Although both parties spoke in the name of fiscal prudence, their solemnity hid Washington’s bipartisan big lie. The Treasury was emptied during the Republicans’ watch, but the Democrats served as accomplices because Reagan’s tax breaks benefited their wealthy patrons as well. Supply-side economics may have begun as self- delusion, but both sides of the aisle knew within a couple of years that they were spending much more than they were taking in and concealing their fraud by bankrupting the future.
No wonder then that senators mouth their lines like actors in a summer-stock production of a drawing-room murder mystery. They don’t want anyone to take this play too seriously, lest a close examination of the body lead to an angry search for the criminals. That’s also why Congress is bending over backward and forward to appease the drama critic named Perot.
President Clinton is trying to figure out how to appease both the Perot constituency and Congress. Because he doesn’t have the stomach to preside as an outsider, yet initially staffed his White House with the nouveau arrogant, he was caught in a no-man’s-land between populist anger and establishment ridicule. The press felt comfortable taking bites out of his popularity.
When entering the White House press room, one still smells the frustration of carnivores. Reporters who clawed their way to the tops of various news organizations find themselves caged in a set of small rooms, waiting for presidential handouts. Cleverly, David Gergen has brought modern management to the zoo, making the roaming area in the West Wing a bit wider and giving extra portions of news to the biggest cats.
On the day I visited, Clinton spoke to the nation’s high school Presidential Scholars on the South Lawn. As the president strode to the stage on the swells of “Hail to the Chief,” you could see why he’s a man readily forgiven for his infidelities. He carries himself with openhearted charm. In the back of the minds of these gifted students and their proud parents must have been the oft-retold and rebroadcast moment when young Clinton shook President Kennedy’s hand.
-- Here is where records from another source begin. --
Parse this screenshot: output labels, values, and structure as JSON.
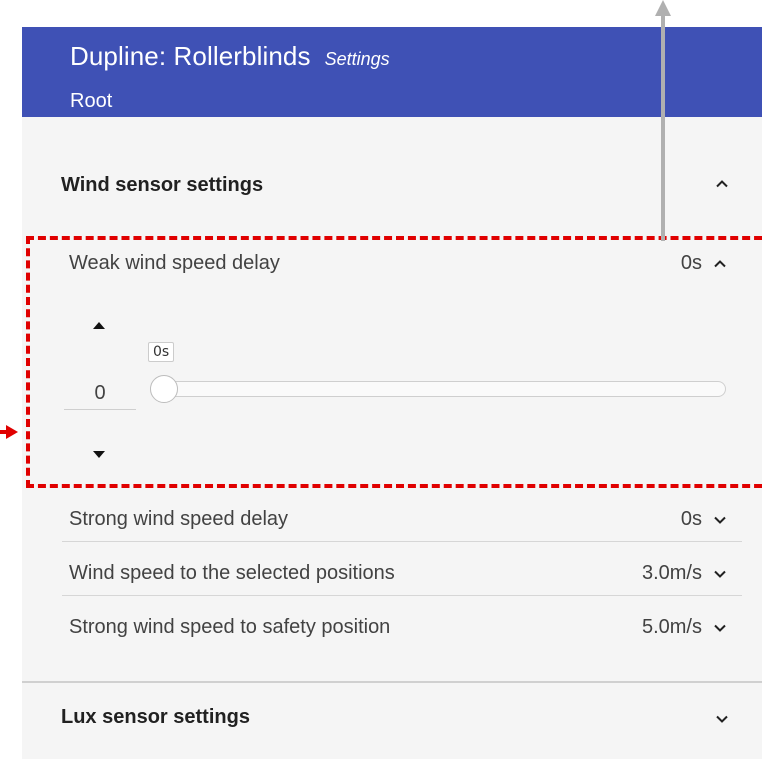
{
  "header": {
    "title": "Dupline: Rollerblinds",
    "subtitle": "Settings",
    "breadcrumb": "Root"
  },
  "wind_section": {
    "title": "Wind sensor settings",
    "expanded": true,
    "chevron_icon": "chevron-up-icon",
    "rows": [
      {
        "label": "Weak wind speed delay",
        "value": "0s",
        "expanded": true,
        "chevron_icon": "chevron-up-icon"
      },
      {
        "label": "Strong wind speed delay",
        "value": "0s",
        "expanded": false,
        "chevron_icon": "chevron-down-icon"
      },
      {
        "label": "Wind speed to the selected positions",
        "value": "3.0m/s",
        "expanded": false,
        "chevron_icon": "chevron-down-icon"
      },
      {
        "label": "Strong wind speed to safety position",
        "value": "5.0m/s",
        "expanded": false,
        "chevron_icon": "chevron-down-icon"
      }
    ]
  },
  "editor": {
    "number_value": "0",
    "slider_tooltip": "0s",
    "slider_level": 0,
    "stepper_up_icon": "arrow-up-icon",
    "stepper_down_icon": "arrow-down-icon"
  },
  "lux_section": {
    "title": "Lux sensor settings",
    "expanded": false,
    "chevron_icon": "chevron-down-icon"
  },
  "colors": {
    "header_bg": "#3f51b5",
    "panel_bg": "#f5f5f5",
    "annotation_red": "#e00000",
    "annotation_gray": "#b0b0b0"
  }
}
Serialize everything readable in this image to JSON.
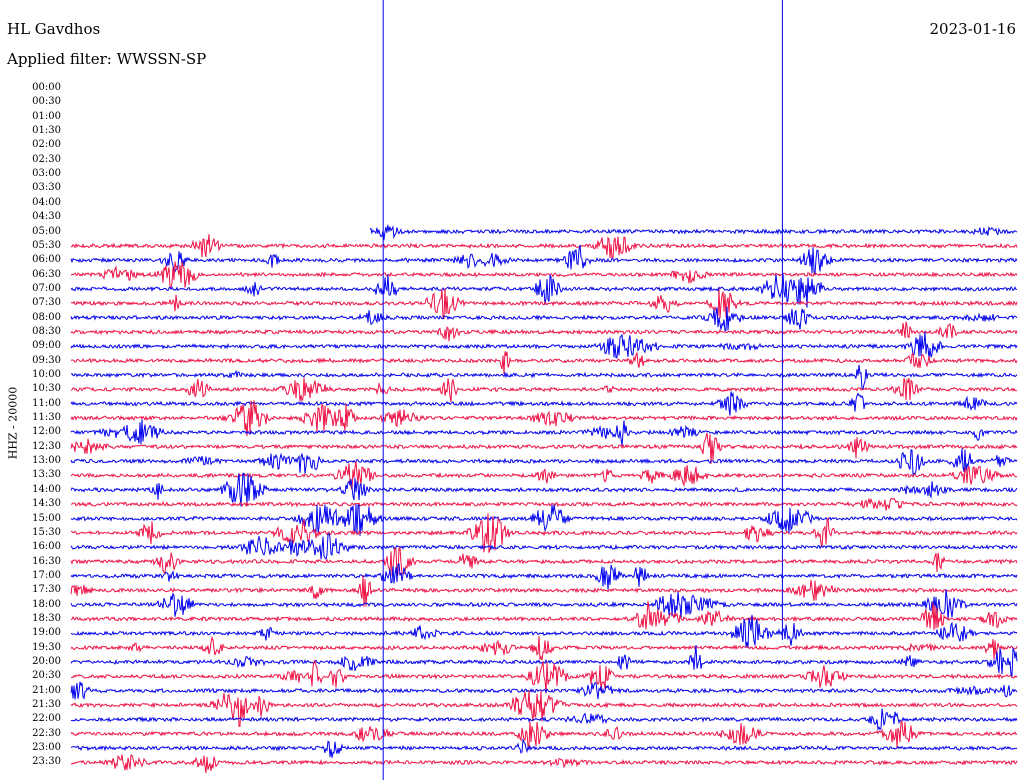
{
  "header": {
    "station": "HL Gavdhos",
    "date": "2023-01-16",
    "filter": "Applied filter: WWSSN-SP"
  },
  "channel_label": "HHZ - 20000",
  "chart_data": {
    "type": "line",
    "title": "HL Gavdhos",
    "ylabel": "HHZ - 20000",
    "series_colors": [
      "#0000ee",
      "#ee1144"
    ],
    "row_labels": [
      "00:00",
      "00:30",
      "01:00",
      "01:30",
      "02:00",
      "02:30",
      "03:00",
      "03:30",
      "04:00",
      "04:30",
      "05:00",
      "05:30",
      "06:00",
      "06:30",
      "07:00",
      "07:30",
      "08:00",
      "08:30",
      "09:00",
      "09:30",
      "10:00",
      "10:30",
      "11:00",
      "11:30",
      "12:00",
      "12:30",
      "13:00",
      "13:30",
      "14:00",
      "14:30",
      "15:00",
      "15:30",
      "16:00",
      "16:30",
      "17:00",
      "17:30",
      "18:00",
      "18:30",
      "19:00",
      "19:30",
      "20:00",
      "20:30",
      "21:00",
      "21:30",
      "22:00",
      "22:30",
      "23:00",
      "23:30"
    ],
    "data_start_row": 10,
    "data_start_fraction": 0.316,
    "spike_fractions": [
      0.33,
      0.752
    ]
  }
}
And sure enough, he deftly connected an anecdote from his life to this occasion. Clinton instinctively knows how to touch everyone in his presence. Afterwards, he literally touched the hands of all the 139 young scholars present. The inspiring ceremony was marred slightly when he lingered to press flesh with the parents as well.
Credit Clinton for trying to connect with real people. But the political conversation he’s begun goes on and on without deepening because he fears the political establishment. He tries to have everything both ways. He can’t, however, reinvigorate Americans’ faith in good government until he confronts the well-heeled, well-spoken thieves holed up in his town.
Later in the day, OMB Director Leon Panetta briefed White House reporters on the latest senatorial skirmish. His explanation of the national debt’s origins invited serious queries, but the press only asked horse-race questions. How close was the next vote going to be? As soon as Panetta answered, another reporter asked about the vote after that, as if the assembled were handicappers for a daily tout sheet.
As I write, the fate of the deficit-reduction bill isn’t known, but one can safely predict that whatever goes through (or doesn’t) will be inadequate. Despite their adoption of this season’s rhetoric, most Washingtonians don’t want to understand why voters care about the deficit. Quite simply (and simplicity is Salesman Perot’s appeal), Americans want to improve–cautiously–the government programs that work, and cut–ruthlessly–those that don’t. They’ll tolerate sacrifice, but only if the benefits to a shared future are clear.
Yet it’s not in Washington’s interest to reduce either the size of government or the eagerness of lobbyists to lubricate the federal machinery. As taxes rise and services decline, those in power will transform in the public’s eye from middlemen to bagmen. Then, as in Italy and Japan, a scandal that begins relatively small (with Rostenkowski, say) is likely to spread. Revelations of hard and soft corruption will fuel a neopopulist rage bound to scorch Washington.